And in that moment I wonder. Why couldn't Demons Souls 2020 have been like this?

The ultimate strength of Dead Space '23 is it's willingness to change whilst having immense respect for the source material. Where other developers just lie and tell you that a remake is from the ground up, Dead Space truly is. The layout of the ishimura is changed, the story is vastly expanded, the combat takes a lot of new elements from 2/3, Zero g sections are basically all brand new and there's countless other things. It is in so many ways, nigh unrecognisable. I went back just now to watch some footage of the original and wow, it looks both like ass and almost fundementally different - and yet, DS23 feels unflinchingly faithful to it simultaneously.

The biggest change in aesthetic is the lighting and general ambiance. Whilst scenes like the one mentioned above are standouts, the whole game is far, far darker and more claustrophobic than the original. You're commonly stuck in areas with thick volumetric fogs and gasses, and relying on your torch to see. You will get ambushed more and jumpscared more, no doubt. But the general higher level of focus on this sort of thing feels very "right". The sheer level off fidelity in the game means everything that needs to be legible remains so.

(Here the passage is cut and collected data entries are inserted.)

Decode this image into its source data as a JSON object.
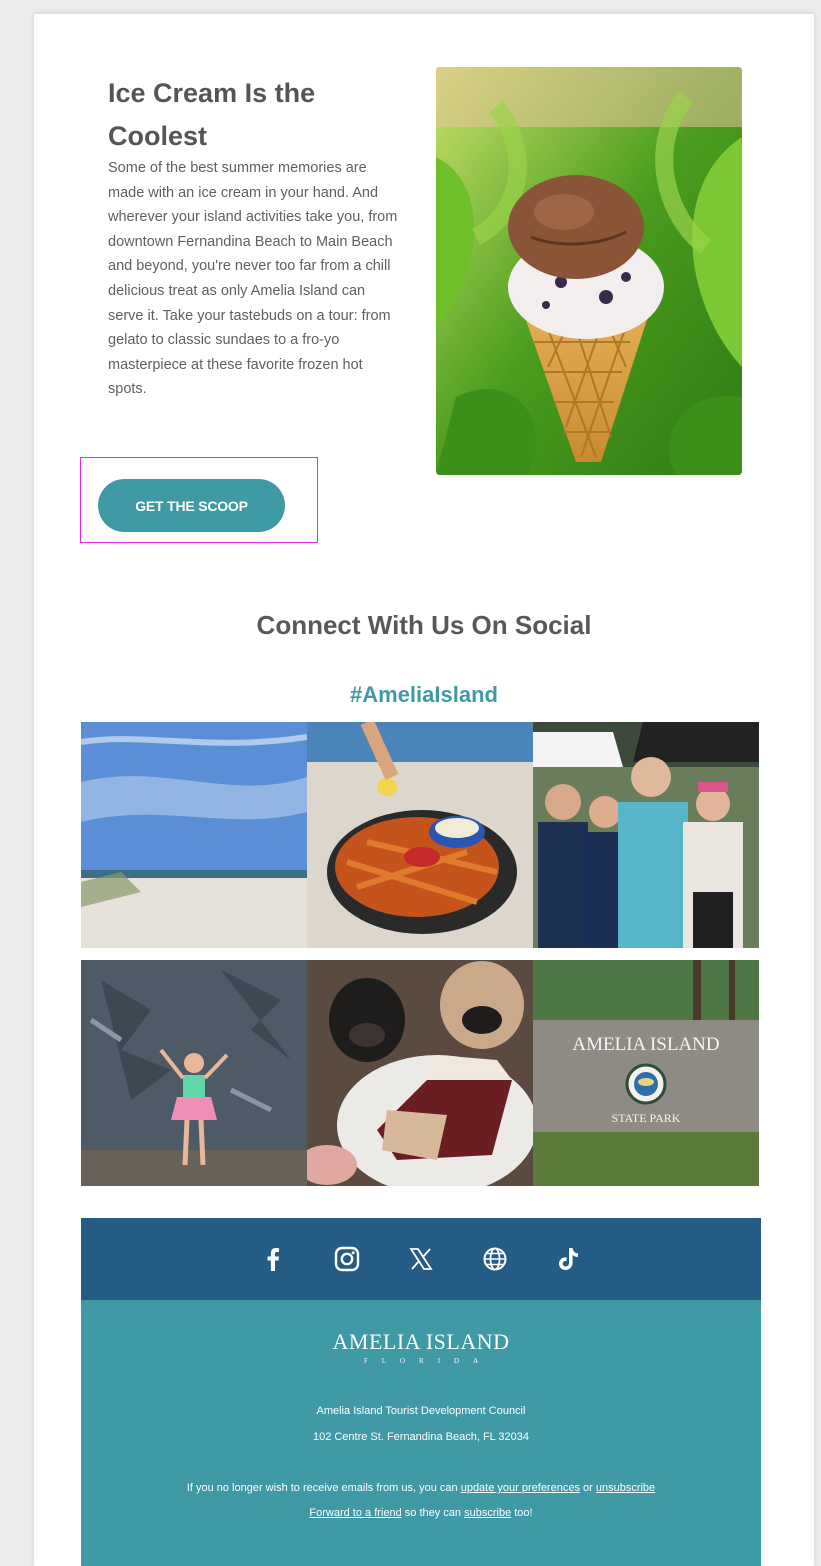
{
  "article": {
    "title": "Ice Cream Is the Coolest",
    "body": "Some of the best summer memories are made with an ice cream in your hand. And wherever your island activities take you, from downtown Fernandina Beach to Main Beach and beyond, you're never too far from a chill delicious treat as only Amelia Island can serve it. Take your tastebuds on a tour: from gelato to classic sundaes to a fro-yo masterpiece at these favorite frozen hot spots.",
    "cta_label": "GET THE SCOOP",
    "image_icon": "ice-cream-cone-photo"
  },
  "social": {
    "heading": "Connect With Us On Social",
    "hashtag": "#AmeliaIsland",
    "photos": [
      {
        "icon": "beach-photo"
      },
      {
        "icon": "shrimp-and-fries-photo"
      },
      {
        "icon": "festival-group-photo"
      },
      {
        "icon": "mural-wall-photo"
      },
      {
        "icon": "pugs-and-cake-photo"
      },
      {
        "icon": "state-park-sign-photo",
        "sign_title": "AMELIA ISLAND",
        "sign_subtitle": "STATE PARK"
      }
    ]
  },
  "footer": {
    "social_icons": [
      "facebook-icon",
      "instagram-icon",
      "x-icon",
      "website-globe-icon",
      "tiktok-icon"
    ],
    "logo_text": "AMELIA ISLAND",
    "logo_subtext": "FLORIDA",
    "org_name": "Amelia Island Tourist Development Council",
    "address": "102 Centre St. Fernandina Beach, FL 32034",
    "unsub_prefix": "If you no longer wish to receive emails from us, you can ",
    "update_prefs_link": "update your preferences",
    "unsub_or": " or ",
    "unsubscribe_link": "unsubscribe",
    "forward_link": "Forward to a friend",
    "forward_middle": " so they can ",
    "subscribe_link": "subscribe",
    "forward_suffix": " too!"
  },
  "colors": {
    "teal_accent": "#3f9aa6",
    "navy_social_bar": "#255c86",
    "highlight_box": "#e629e0"
  }
}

Probably the biggest change overall though is the expansion of the story, particularly with regards to Isaac being a much more active character and actually having a voice, which is a particularly excellent performance from Gunner Wright. Again, it's measured, but goes a long way. The new side stuff is nice too, particularly the hunter sideplot, and just what generally feels like a good second pass on story elements. There's just a whole bunch of little changes that feel like "oh yeah that makes that moment work a bit better" which add up to a pretty hefty improvement. Great stuff!

And it gives me so much pleasure to say it's all just like that. The new layout of the ishimura is spot on, giving it a better sense of space as you can now move inbetween the tram hubs through passageways, and the locations themselves are now more differentiated in aesthetic whilst still clearly all being of the same ishimura "vibe".

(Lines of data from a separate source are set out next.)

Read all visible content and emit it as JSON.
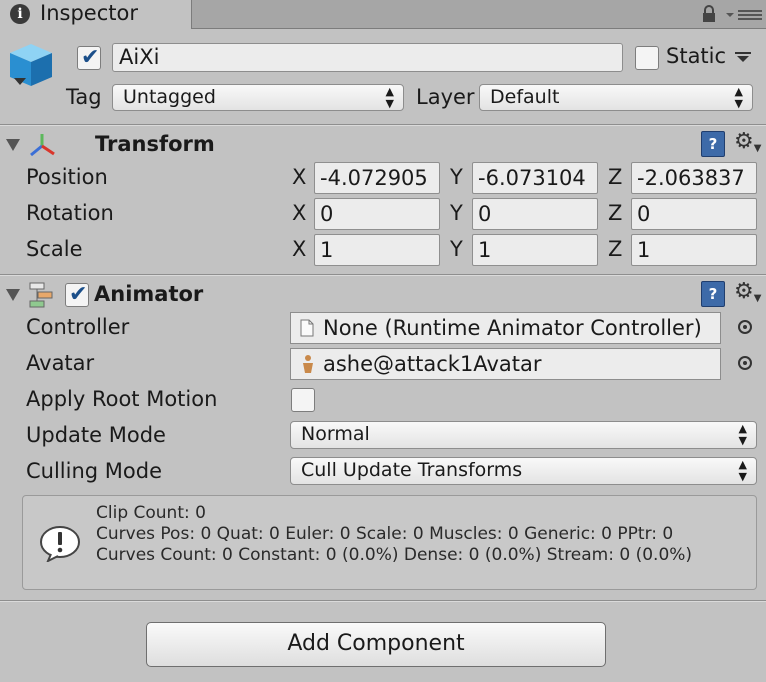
{
  "tab": {
    "title": "Inspector",
    "info_icon_glyph": "i"
  },
  "header": {
    "object_name": "AiXi",
    "active": true,
    "static_label": "Static",
    "static": false,
    "tag_label": "Tag",
    "tag_value": "Untagged",
    "layer_label": "Layer",
    "layer_value": "Default"
  },
  "transform": {
    "title": "Transform",
    "rows": [
      {
        "label": "Position",
        "x": "-4.072905",
        "y": "-6.073104",
        "z": "-2.063837"
      },
      {
        "label": "Rotation",
        "x": "0",
        "y": "0",
        "z": "0"
      },
      {
        "label": "Scale",
        "x": "1",
        "y": "1",
        "z": "1"
      }
    ],
    "axis_x": "X",
    "axis_y": "Y",
    "axis_z": "Z"
  },
  "animator": {
    "title": "Animator",
    "enabled": true,
    "controller_label": "Controller",
    "controller_value": "None (Runtime Animator Controller)",
    "avatar_label": "Avatar",
    "avatar_value": "ashe@attack1Avatar",
    "apply_root_motion_label": "Apply Root Motion",
    "apply_root_motion": false,
    "update_mode_label": "Update Mode",
    "update_mode_value": "Normal",
    "culling_mode_label": "Culling Mode",
    "culling_mode_value": "Cull Update Transforms",
    "info": {
      "line1": "Clip Count: 0",
      "line2": "Curves Pos: 0 Quat: 0 Euler: 0 Scale: 0 Muscles: 0 Generic: 0 PPtr: 0",
      "line3": "Curves Count: 0 Constant: 0 (0.0%) Dense: 0 (0.0%) Stream: 0 (0.0%)"
    }
  },
  "add_component_label": "Add Component",
  "help_glyph": "?",
  "colors": {
    "panel_bg": "#c2c2c2",
    "accent_blue": "#3d6aa8",
    "check_blue": "#1b4f8a"
  }
}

I do have some issues with the remake - I do seriously think cutting maybe one or two chapters would improve the game a lot overall as there is a real sense that Isaac is just running errands for like 2/3 of the game and then the plot starts - but I understand that's probably a step too far for many and I get it. It is also a little bit buggy - not bad by any means but when everything is so polished otherwise a few AI quirks and weird effects do stand out a bit - but in the time ive been writing this up a patch has already gone out to fix a fair amount of it.

It's a fantastic remake. On a very similar level to Residen Evil 2's and i think it would be fair to say in many regards it exceeds it. It makes me appreciate that original game more too - a game which packaged together the right bunch of Gen 7 tropes, obvious sci fi horror influences, and cults to put together something that stood out, and for a while the series absolutely gave it's era of Resident Evil a run for it's money.

It really feels like Dead Space has found it's new steward in EA Motive (who have previously only made bad star wars games what the hell) - and I think it speaks to the regard i hold in this remake in that if they go on to make a new Dead Space - i'd be more than good with it.

Still, would have been nice if EA didn't murder this series and Visceral in the first place.